A few months ago, George and Jo asked me to come over for cocktails to talk about the column. And as George was sipping his beloved martini while looking over a splendid Chesapeake Bay sunset, he noted how touched he had been with the notes, both privately and on the Spy, of those whose experience he had moved. There was a certain satisfaction that his work had indeed made a difference in people’s lives.
It was also over drinks that George and Jo agreed with me that these 17 columns should have a future. And with their support, the Spy will be working with Secant Publishing of Salisbury to publish this remarkable collection, along with Jo’s brilliant illustrations, in the not too distant future.
We also will share with our readers his official obituary and any memorial service plans as we receive those.

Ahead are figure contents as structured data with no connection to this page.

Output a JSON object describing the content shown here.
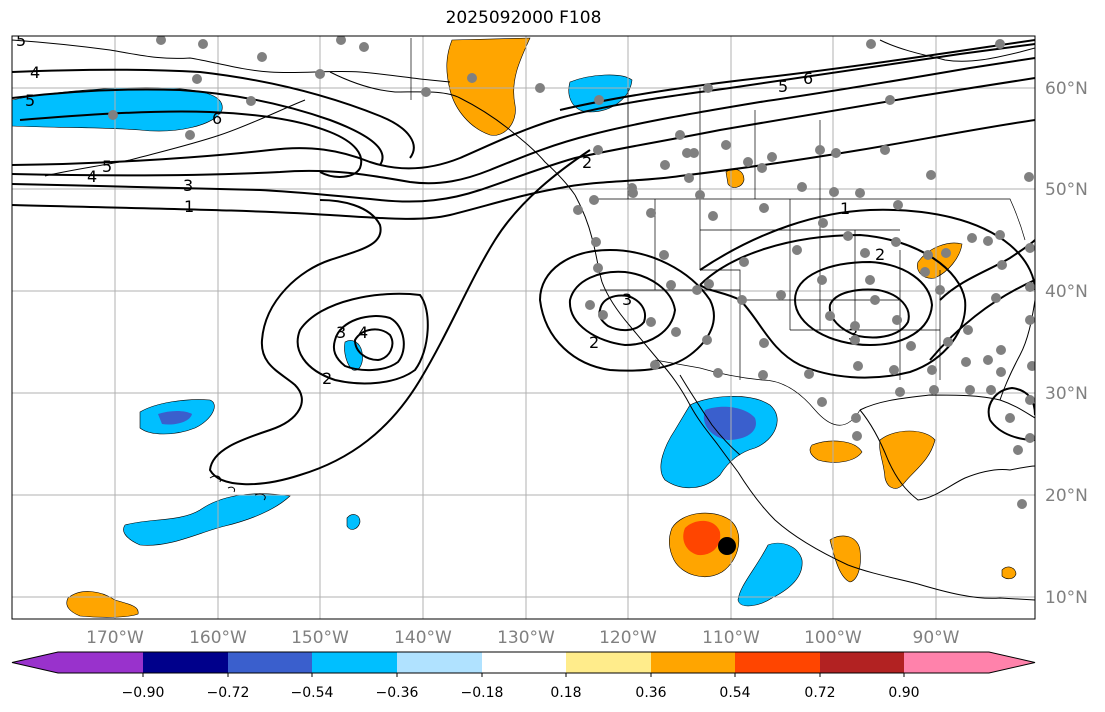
{
  "title": "2025092000 F108",
  "lon_labels": [
    "170°W",
    "160°W",
    "150°W",
    "140°W",
    "130°W",
    "120°W",
    "110°W",
    "100°W",
    "90°W"
  ],
  "lat_labels": [
    "60°N",
    "50°N",
    "40°N",
    "30°N",
    "20°N",
    "10°N"
  ],
  "colorbar": {
    "colors": [
      "#9932cc",
      "#00008b",
      "#3a5fcd",
      "#00bfff",
      "#b0e2ff",
      "#ffffff",
      "#ffec8b",
      "#ffa500",
      "#ff4500",
      "#b22222",
      "#ff82ab"
    ],
    "tick_labels": [
      "−0.90",
      "−0.72",
      "−0.54",
      "−0.36",
      "−0.18",
      "0.18",
      "0.36",
      "0.54",
      "0.72",
      "0.90"
    ]
  },
  "contour_labels": [
    "5",
    "4",
    "5",
    "6",
    "5",
    "4",
    "3",
    "1",
    "6",
    "5",
    "2",
    "2",
    "3",
    "3",
    "4",
    "2",
    "3",
    "2",
    "1",
    "3",
    "2"
  ],
  "marker": {
    "description": "storm-center",
    "color": "#000000"
  },
  "station_color": "#808080",
  "colors": {
    "grid": "#b0b0b0",
    "coast": "#000000",
    "contour": "#000000",
    "positive_orange": "#ffa500",
    "positive_red": "#ff4500",
    "negative_blue": "#00bfff",
    "negative_dark": "#3a5fcd"
  }
}
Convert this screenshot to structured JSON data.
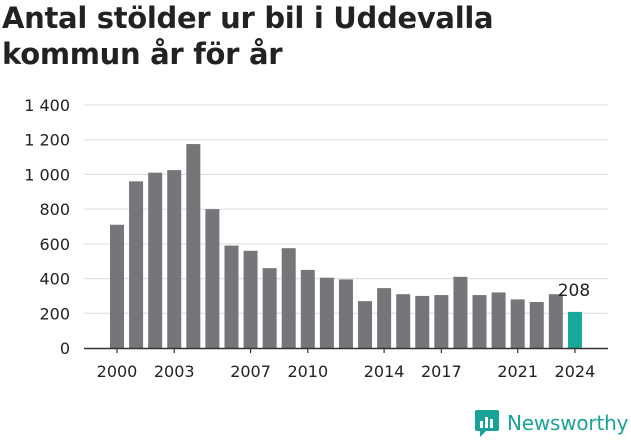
{
  "title": "Antal stölder ur bil i Uddevalla kommun år för år",
  "brand": {
    "name": "Newsworthy"
  },
  "colors": {
    "bar": "#76757a",
    "highlight": "#18a89a",
    "grid": "#dcdcdc",
    "text": "#222222",
    "brand": "#1aa398"
  },
  "chart_data": {
    "type": "bar",
    "title": "Antal stölder ur bil i Uddevalla kommun år för år",
    "xlabel": "",
    "ylabel": "",
    "x": [
      2000,
      2001,
      2002,
      2003,
      2004,
      2005,
      2006,
      2007,
      2008,
      2009,
      2010,
      2011,
      2012,
      2013,
      2014,
      2015,
      2016,
      2017,
      2018,
      2019,
      2020,
      2021,
      2022,
      2023,
      2024
    ],
    "values": [
      710,
      960,
      1010,
      1025,
      1175,
      800,
      590,
      560,
      460,
      575,
      450,
      405,
      395,
      270,
      345,
      310,
      300,
      305,
      410,
      305,
      320,
      280,
      265,
      310,
      208
    ],
    "highlight_index": 24,
    "data_labels": [
      {
        "index": 24,
        "text": "208"
      }
    ],
    "x_ticks": [
      "2000",
      "2003",
      "2007",
      "2010",
      "2014",
      "2017",
      "2021",
      "2024"
    ],
    "y_ticks": [
      "0",
      "200",
      "400",
      "600",
      "800",
      "1 000",
      "1 200",
      "1 400"
    ],
    "ylim": [
      0,
      1400
    ],
    "grid": true,
    "legend": "none"
  }
}
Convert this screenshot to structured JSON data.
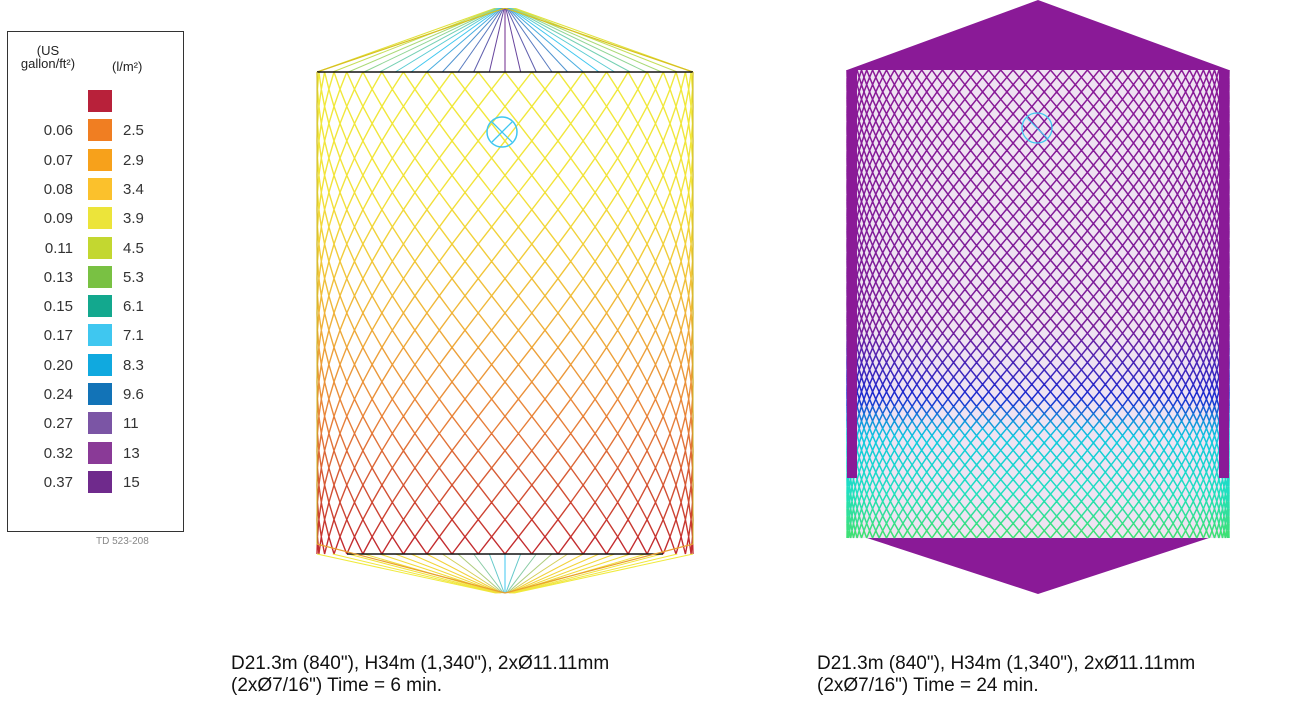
{
  "legend": {
    "header_us_line1": "(US",
    "header_us_line2": "gallon/ft²)",
    "header_si": "(l/m²)",
    "top_color": "#b8213a",
    "rows": [
      {
        "us": "0.06",
        "si": "2.5",
        "color": "#f07e22"
      },
      {
        "us": "0.07",
        "si": "2.9",
        "color": "#f7a11b"
      },
      {
        "us": "0.08",
        "si": "3.4",
        "color": "#fbc12c"
      },
      {
        "us": "0.09",
        "si": "3.9",
        "color": "#ece43a"
      },
      {
        "us": "0.11",
        "si": "4.5",
        "color": "#c3d730"
      },
      {
        "us": "0.13",
        "si": "5.3",
        "color": "#79c143"
      },
      {
        "us": "0.15",
        "si": "6.1",
        "color": "#13a88e"
      },
      {
        "us": "0.17",
        "si": "7.1",
        "color": "#3fc7f0"
      },
      {
        "us": "0.20",
        "si": "8.3",
        "color": "#10a9df"
      },
      {
        "us": "0.24",
        "si": "9.6",
        "color": "#1273b7"
      },
      {
        "us": "0.27",
        "si": "11",
        "color": "#7b55a5"
      },
      {
        "us": "0.32",
        "si": "13",
        "color": "#8a3a97"
      },
      {
        "us": "0.37",
        "si": "15",
        "color": "#6f2a8c"
      }
    ],
    "code": "TD 523-208"
  },
  "tanks": [
    {
      "caption_line1": "D21.3m (840\"), H34m (1,340\"), 2xØ11.11mm",
      "caption_line2": "(2xØ7/16\") Time = 6 min.",
      "pattern": "sparse-gradient"
    },
    {
      "caption_line1": "D21.3m (840\"), H34m (1,340\"), 2xØ11.11mm",
      "caption_line2": "(2xØ7/16\") Time = 24 min.",
      "pattern": "dense-saturated"
    }
  ]
}
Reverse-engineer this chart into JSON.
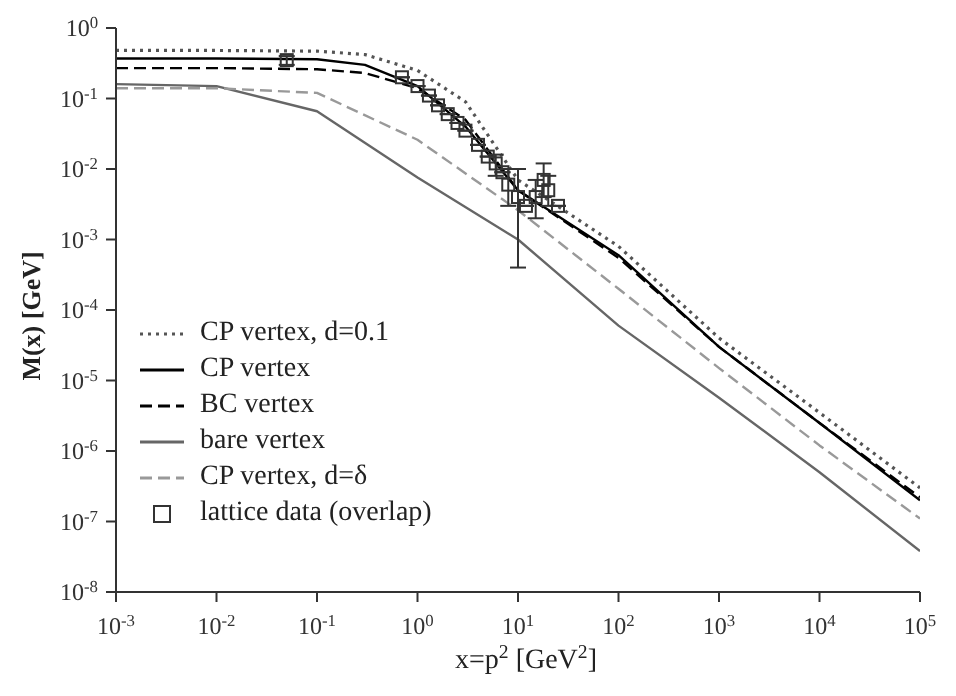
{
  "chart_data": {
    "type": "line",
    "xlabel": "x=p$^{2}$ [GeV$^{2}$]",
    "ylabel": "M(x) [GeV]",
    "log": "xy",
    "grid": false,
    "legend": "bottom left",
    "xlim": [
      0.001,
      100000
    ],
    "ylim": [
      1e-08,
      1
    ],
    "xticks": [
      {
        "value": 0.001,
        "label": "10$^{-3}$"
      },
      {
        "value": 0.01,
        "label": "10$^{-2}$"
      },
      {
        "value": 0.1,
        "label": "10$^{-1}$"
      },
      {
        "value": 1,
        "label": "10$^{0}$"
      },
      {
        "value": 10,
        "label": "10$^{1}$"
      },
      {
        "value": 100,
        "label": "10$^{2}$"
      },
      {
        "value": 1000,
        "label": "10$^{3}$"
      },
      {
        "value": 10000,
        "label": "10$^{4}$"
      },
      {
        "value": 100000,
        "label": "10$^{5}$"
      }
    ],
    "yticks": [
      {
        "value": 1e-08,
        "label": "10$^{-8}$"
      },
      {
        "value": 1e-07,
        "label": "10$^{-7}$"
      },
      {
        "value": 1e-06,
        "label": "10$^{-6}$"
      },
      {
        "value": 1e-05,
        "label": "10$^{-5}$"
      },
      {
        "value": 0.0001,
        "label": "10$^{-4}$"
      },
      {
        "value": 0.001,
        "label": "10$^{-3}$"
      },
      {
        "value": 0.01,
        "label": "10$^{-2}$"
      },
      {
        "value": 0.1,
        "label": "10$^{-1}$"
      },
      {
        "value": 1,
        "label": "10$^{0}$"
      }
    ],
    "series": [
      {
        "name": "CP vertex, d=0.1",
        "line_style": "dotted",
        "color": "#555555",
        "x": [
          0.001,
          0.01,
          0.1,
          0.3,
          1,
          3,
          10,
          100,
          1000,
          10000,
          100000
        ],
        "values": [
          0.48,
          0.48,
          0.47,
          0.42,
          0.25,
          0.09,
          0.007,
          0.0008,
          4e-05,
          3.5e-06,
          3e-07
        ]
      },
      {
        "name": "CP vertex",
        "line_style": "solid",
        "color": "#000000",
        "x": [
          0.001,
          0.01,
          0.1,
          0.3,
          1,
          3,
          10,
          100,
          1000,
          10000,
          100000
        ],
        "values": [
          0.37,
          0.37,
          0.36,
          0.3,
          0.15,
          0.04,
          0.005,
          0.0006,
          3e-05,
          2.5e-06,
          2e-07
        ]
      },
      {
        "name": "BC vertex",
        "line_style": "dashed",
        "color": "#000000",
        "x": [
          0.001,
          0.01,
          0.1,
          0.3,
          1,
          3,
          10,
          100,
          1000,
          10000,
          100000
        ],
        "values": [
          0.27,
          0.27,
          0.26,
          0.23,
          0.14,
          0.05,
          0.005,
          0.00055,
          3e-05,
          2.5e-06,
          2.2e-07
        ]
      },
      {
        "name": "bare vertex",
        "line_style": "solid",
        "color": "#666666",
        "x": [
          0.001,
          0.01,
          0.1,
          1,
          10,
          100,
          1000,
          10000,
          100000
        ],
        "values": [
          0.16,
          0.15,
          0.066,
          0.0076,
          0.001,
          6e-05,
          5.7e-06,
          5e-07,
          3.8e-08
        ]
      },
      {
        "name": "CP vertex, d=δ",
        "line_style": "dashed",
        "color": "#999999",
        "x": [
          0.001,
          0.01,
          0.1,
          1,
          10,
          100,
          1000,
          10000,
          100000
        ],
        "values": [
          0.14,
          0.14,
          0.12,
          0.026,
          0.0026,
          0.0002,
          1.5e-05,
          1.2e-06,
          1.1e-07
        ]
      },
      {
        "name": "lattice data (overlap)",
        "type": "scatter",
        "marker": "square",
        "color": "#333333",
        "x": [
          0.05,
          0.7,
          1,
          1.3,
          1.6,
          2,
          2.5,
          3,
          4,
          5,
          6,
          7,
          8,
          10,
          12,
          15,
          18,
          20,
          25
        ],
        "values": [
          0.35,
          0.2,
          0.15,
          0.11,
          0.08,
          0.06,
          0.045,
          0.035,
          0.022,
          0.015,
          0.012,
          0.009,
          0.006,
          0.004,
          0.003,
          0.004,
          0.007,
          0.005,
          0.003
        ],
        "errors": [
          [
            0.3,
            0.4
          ],
          null,
          null,
          null,
          null,
          null,
          null,
          null,
          null,
          null,
          [
            0.008,
            0.016
          ],
          null,
          [
            0.003,
            0.01
          ],
          [
            0.0004,
            0.01
          ],
          null,
          [
            0.002,
            0.007
          ],
          [
            0.004,
            0.012
          ],
          [
            0.003,
            0.008
          ],
          null
        ]
      }
    ]
  }
}
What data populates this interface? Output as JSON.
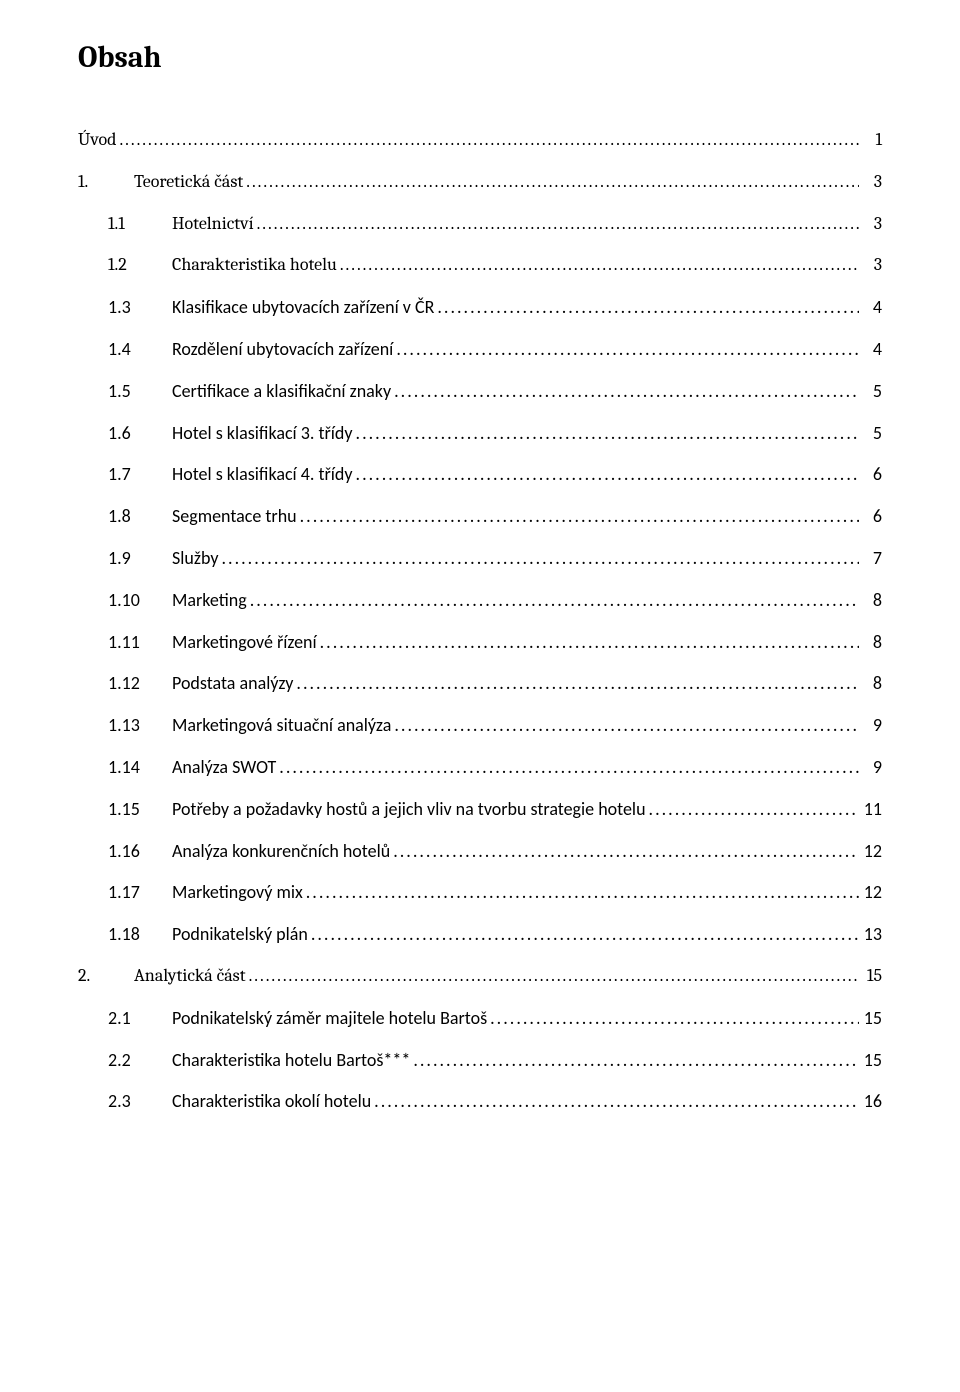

But in the meantime, perhaps George would be pleased if I simply shared one of the lines from his first essay in this series:
“I imagined my funeral in a similar way, a little like the bedtime of my childhood. I resisted bedtime, like I resist the implications of my funeral: it’s not the right time; I have more to do. When the end of the day arrives, the knowledge that people who know and love me will tell stories about me –– and on me, too –– I find comforting.”